Development partners QLT Inc. and Xenova Group plc are going through a letdown after halting pivotal trials of tariquidar in non-small-cell lung cancer.
Vancouver, British Columbia-based QLT's decision followed the recommendation of an independent safety committee that reviewed interim data from two Phase III trials. Toxicity issues arising from the trials played a dominant role in the final outcome, reported after the market closed Monday.
QLT's shares (NASDAQ:QLTI) fell $1.22 Tuesday, or 9.5 percent, to close at $11.68. Xenova's stock (NASDAQ:XNVA) fell $1.42, or 42.1 percent, to close at $1.95.
And though both QLT and Slough, UK-based Xenova said they remain committed to the P-glycoprotein membrane inhibitor, QLT President and CEO Paul Hastings said during a conference call that the decision was a "substantial setback in the clinical development of tariquidar." More specific details regarding toxicity issues were not released, but the trials have a bit of a checkered past.
About three months ago, the safety committee called a temporary halt to enrollment, but said at the time the data were to remain blinded to preserve the integrity of the trial. Existing patients continued to be treated. (See BioWorld Today, Feb. 24, 2003.)
QLT said it would decide how to take the compound forward after analysis of the unblinded data from the 304 patients enrolled in the two studies.
Enrollment began almost a year ago to study tariquidar as an adjunctive treatment for non-small-cell lung cancer in combination with first-line chemotherapy, paclitaxel and carboplatin or vinorelbine alone. About 1,000 patients were due to be enrolled at 100 centers in North America and Europe in the randomized, multicenter, placebo-controlled trials whose primary endpoints were overall survival. (See BioWorld Today, July 1, 2002.)
But those plans began to unravel over the weekend as QLT received the safety committee's recommendations Saturday and had a first look at the unblinded data Sunday. Findings indicated an increase in toxic side effects in the treatment arm vs. the control arm. Tariquidar is designed to control multidrug resistance by preventing chemotherapeutic agents from being pumped out of cancer cells. While that could be expected to result in an increase in toxicity, there was no evidence of associated benefits.
Hastings said he is "keeping an open mind," as QLT reviews the data to get an idea about safety and efficacy. "We may do more conservative trials in Phase II in other cancers, or we may drop it altogether." He added that the "silver lining" is that QLT now has access to what is the largest collection of safety and efficacy data in the world on a third-generation P-glycoprotein pump inhibitor. "We will exploit the value of the database."
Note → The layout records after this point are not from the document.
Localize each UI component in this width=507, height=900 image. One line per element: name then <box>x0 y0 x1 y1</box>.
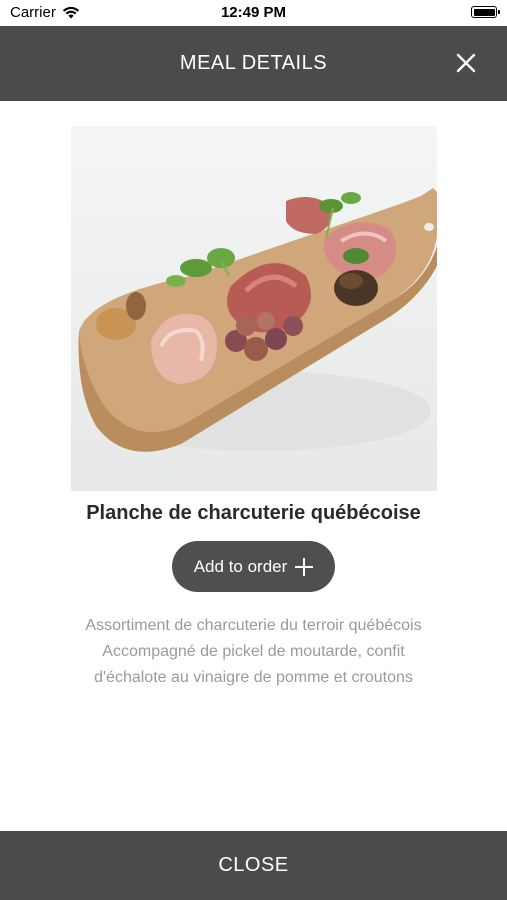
close-icon[interactable] <box>453 50 479 76</box>
close-button[interactable]: CLOSE <box>0 831 507 900</box>
description-line: Assortiment de charcuterie du terroir qu… <box>85 617 422 634</box>
meal-name: Planche de charcuterie québécoise <box>86 502 421 524</box>
add-to-order-label: Add to order <box>193 556 288 576</box>
description-line: Accompagné de pickel de moutarde, confit <box>102 643 405 660</box>
meal-description: Assortiment de charcuterie du terroir qu… <box>30 613 477 691</box>
description-line: d'échalote au vinaigre de pomme et crout… <box>94 669 413 686</box>
meal-photo <box>71 126 437 491</box>
header-bar: MEAL DETAILS <box>0 26 507 101</box>
charcuterie-board-illustration <box>78 188 437 452</box>
meal-details-screen: Carrier 12:49 PM MEAL DETAILS Planche de… <box>0 0 507 900</box>
plus-icon <box>295 557 314 576</box>
status-time: 12:49 PM <box>220 4 287 21</box>
battery-icon <box>471 6 500 18</box>
close-button-label: CLOSE <box>218 854 289 876</box>
status-bar: Carrier 12:49 PM <box>0 0 507 26</box>
add-to-order-button[interactable]: Add to order <box>172 541 335 592</box>
page-title: MEAL DETAILS <box>179 52 328 74</box>
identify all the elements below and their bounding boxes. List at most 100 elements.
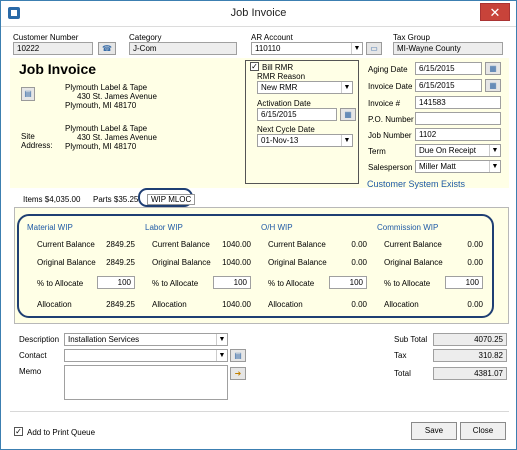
salesperson-value: Miller Matt xyxy=(419,162,456,171)
customer-number-field[interactable]: 10222 xyxy=(13,42,93,55)
chevron-down-icon: ▼ xyxy=(216,334,227,345)
rmr-reason-select[interactable]: New RMR ▼ xyxy=(257,81,353,94)
rmr-reason-value: New RMR xyxy=(261,83,298,92)
oh-alloc-label: Allocation xyxy=(268,300,303,309)
folder-arrow-icon[interactable]: ➜ xyxy=(230,367,246,380)
site-label-line: Address: xyxy=(21,141,53,150)
contact-label: Contact xyxy=(19,351,47,360)
save-button[interactable]: Save xyxy=(411,422,457,440)
chevron-down-icon: ▼ xyxy=(351,43,362,54)
bill-to-address: Plymouth Label & Tape 430 St. James Aven… xyxy=(65,83,157,110)
labor-pct-label: % to Allocate xyxy=(152,279,199,288)
address-book-icon[interactable]: ▤ xyxy=(21,87,35,101)
material-alloc-value: 2849.25 xyxy=(106,300,135,309)
tab-items-label: Items xyxy=(23,195,43,204)
labor-alloc-value: 1040.00 xyxy=(222,300,251,309)
invoice-heading: Job Invoice xyxy=(19,61,97,77)
category-field[interactable]: J-Com xyxy=(129,42,237,55)
tab-parts[interactable]: Parts $35.25 xyxy=(93,195,138,204)
site-label-line: Site xyxy=(21,132,35,141)
commission-alloc-label: Allocation xyxy=(384,300,419,309)
print-queue-checkbox[interactable]: ✓ xyxy=(14,427,23,436)
ar-account-label: AR Account xyxy=(251,33,293,42)
term-label: Term xyxy=(368,147,386,156)
calendar-icon[interactable]: ▦ xyxy=(485,62,501,75)
salesperson-label: Salesperson xyxy=(368,163,413,172)
chevron-down-icon: ▼ xyxy=(216,350,227,361)
close-button[interactable]: Close xyxy=(460,422,506,440)
invoice-number-field[interactable]: 141583 xyxy=(415,96,501,109)
material-original-value: 2849.25 xyxy=(106,258,135,267)
aging-date-label: Aging Date xyxy=(368,65,408,74)
invoice-number-label: Invoice # xyxy=(368,99,401,108)
tax-label: Tax xyxy=(394,351,407,360)
tab-items-amount: $4,035.00 xyxy=(44,195,81,204)
next-cycle-select[interactable]: 01-Nov-13 ▼ xyxy=(257,134,353,147)
term-select[interactable]: Due On Receipt ▼ xyxy=(415,144,501,157)
customer-number-label: Customer Number xyxy=(13,33,79,42)
tab-items[interactable]: Items $4,035.00 xyxy=(23,195,80,204)
contact-select[interactable]: ▼ xyxy=(64,349,228,362)
tab-parts-label: Parts xyxy=(93,195,112,204)
oh-pct-label: % to Allocate xyxy=(268,279,315,288)
description-select[interactable]: Installation Services ▼ xyxy=(64,333,228,346)
site-line: Plymouth Label & Tape xyxy=(65,124,148,133)
bill-to-line: Plymouth, MI 48170 xyxy=(65,101,137,110)
po-number-field[interactable] xyxy=(415,112,501,125)
site-address: Plymouth Label & Tape 430 St. James Aven… xyxy=(65,124,157,151)
calendar-icon[interactable]: ▦ xyxy=(485,79,501,92)
calendar-icon[interactable]: ▦ xyxy=(340,108,356,121)
bill-rmr-label: Bill RMR xyxy=(262,63,294,72)
invoice-date-label: Invoice Date xyxy=(368,82,413,91)
chevron-down-icon: ▼ xyxy=(341,82,352,93)
activation-date-field[interactable]: 6/15/2015 xyxy=(257,108,337,121)
material-pct-input[interactable]: 100 xyxy=(97,276,135,289)
material-pct-label: % to Allocate xyxy=(37,279,84,288)
aging-date-field[interactable]: 6/15/2015 xyxy=(415,62,482,75)
material-alloc-label: Allocation xyxy=(37,300,72,309)
monitor-icon[interactable]: ▭ xyxy=(366,42,382,55)
bill-to-line: Plymouth Label & Tape xyxy=(65,83,148,92)
tax-group-field[interactable]: MI-Wayne County xyxy=(393,42,503,55)
commission-original-value: 0.00 xyxy=(467,258,483,267)
commission-pct-input[interactable]: 100 xyxy=(445,276,483,289)
memo-textarea[interactable] xyxy=(64,365,228,400)
bill-to-line: 430 St. James Avenue xyxy=(77,92,157,101)
description-label: Description xyxy=(19,335,60,344)
oh-pct-input[interactable]: 100 xyxy=(329,276,367,289)
tax-field: 310.82 xyxy=(433,349,507,362)
job-number-field[interactable]: 1102 xyxy=(415,128,501,141)
invoice-date-field[interactable]: 6/15/2015 xyxy=(415,79,482,92)
tax-group-label: Tax Group xyxy=(393,33,430,42)
divider xyxy=(10,411,509,412)
job-invoice-window: Job Invoice ✕ Customer Number 10222 ☎ Ca… xyxy=(0,0,517,450)
tab-wip-mloc[interactable]: WIP MLOC xyxy=(147,194,196,205)
po-number-label: P.O. Number xyxy=(368,115,414,124)
phone-icon[interactable]: ☎ xyxy=(98,42,116,55)
ar-account-select[interactable]: 110110 ▼ xyxy=(251,42,363,55)
salesperson-select[interactable]: Miller Matt ▼ xyxy=(415,160,501,173)
memo-label: Memo xyxy=(19,367,42,376)
close-window-button[interactable]: ✕ xyxy=(480,3,510,21)
ar-account-value: 110110 xyxy=(255,44,281,53)
subtotal-field: 4070.25 xyxy=(433,333,507,346)
category-label: Category xyxy=(129,33,162,42)
site-line: Plymouth, MI 48170 xyxy=(65,142,137,151)
contact-card-icon[interactable]: ▤ xyxy=(230,349,246,362)
oh-original-value: 0.00 xyxy=(351,258,367,267)
chevron-down-icon: ▼ xyxy=(489,145,500,156)
print-queue-label: Add to Print Queue xyxy=(27,428,96,437)
labor-pct-input[interactable]: 100 xyxy=(213,276,251,289)
chevron-down-icon: ▼ xyxy=(489,161,500,172)
labor-original-value: 1040.00 xyxy=(222,258,251,267)
bill-rmr-checkbox[interactable]: ✓ xyxy=(250,62,259,71)
tab-parts-amount: $35.25 xyxy=(113,195,139,204)
total-label: Total xyxy=(394,369,411,378)
commission-alloc-value: 0.00 xyxy=(467,300,483,309)
labor-wip-title: Labor WIP xyxy=(145,223,183,232)
customer-system-exists-link[interactable]: Customer System Exists xyxy=(367,179,465,189)
next-cycle-label: Next Cycle Date xyxy=(257,125,315,134)
commission-wip-title: Commission WIP xyxy=(377,223,439,232)
oh-current-value: 0.00 xyxy=(351,240,367,249)
activation-date-label: Activation Date xyxy=(257,99,311,108)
QLT also noted that stopping the trials would positively impact this year's earnings per share to the sum of $10 million. But in the immediate aftermath, Hastings said QLT would hold to its prior earnings guidance of 43 cents to 53 cents per share.
A Phase IIb open-label trial in chemorefractory breast cancer patients continues under the watch of investigators at the M.D. Anderson Cancer Center in Houston. To date, no increases in toxicity have been reported in the 15 patients enrolled in that trial, said Mohammad Azab, QLT's chief medical officer. But the study does not have a comparator arm. QLT said it would report initial data at the American Society of Clinical Oncology meeting that begins at the end of this month in Chicago.
The decision has serious implications for Xenova, which has £12.9 million (US$20.7 million), or about one year of cash. The company said it would take immediate steps to substantially reduce its operating costs.
Early Tuesday, Xenova CEO David Oxlade said, "Although we didn't expect this outcome, we did have contingency plans in place. In the last hour or so we have started talking to employees, and there will be a substantial reduction in costs and cash burn."
As well as the cut in headcount, there will be a reduction in overhead expenses, though Oxlade said that did not mean the closure of the facilities in Cambridge, UK, that Xenova acquired when it took over Cantab Pharmaceuticals plc. Xenova also said it would prioritize its portfolio to focus on products in clinical development and look for partners for early stage clinical programs.
Oxlade would not forecast how long Xenova's cash would last following the cuts, but said the plan would give the company a significant extension. The immediate financial impact of halting the trials is neutral for Xenova, as QLT was funding them. But as development slows, the company misses out on future payments.
Two summers ago, QLT paid $10 million up front for North American development and licensing rights, with potential milestone payments worth up to $50 million. Xenova, which retained rights in Europe and the rest of the world, would benefit from royalties ranging from 15 percent to 22 percent. (See BioWorld Today, Aug. 15, 2001.)
Hastings said QLT would continue to focus on expanding uses of its Visudyne (verteporfin), a product already marketed for the wet form of age-related macular degeneration. The company is continuing a Phase III study in multiple basal cell carcinoma. QLT's development of Visudyne is partnered with Novartis Ophthalmics, the eye health unit of Basel, Switzerland-based Novartis AG.
Other programs moving forward include studies of QLT 0074 in benign prostatic hyperplasia and alopecia, or male pattern baldness.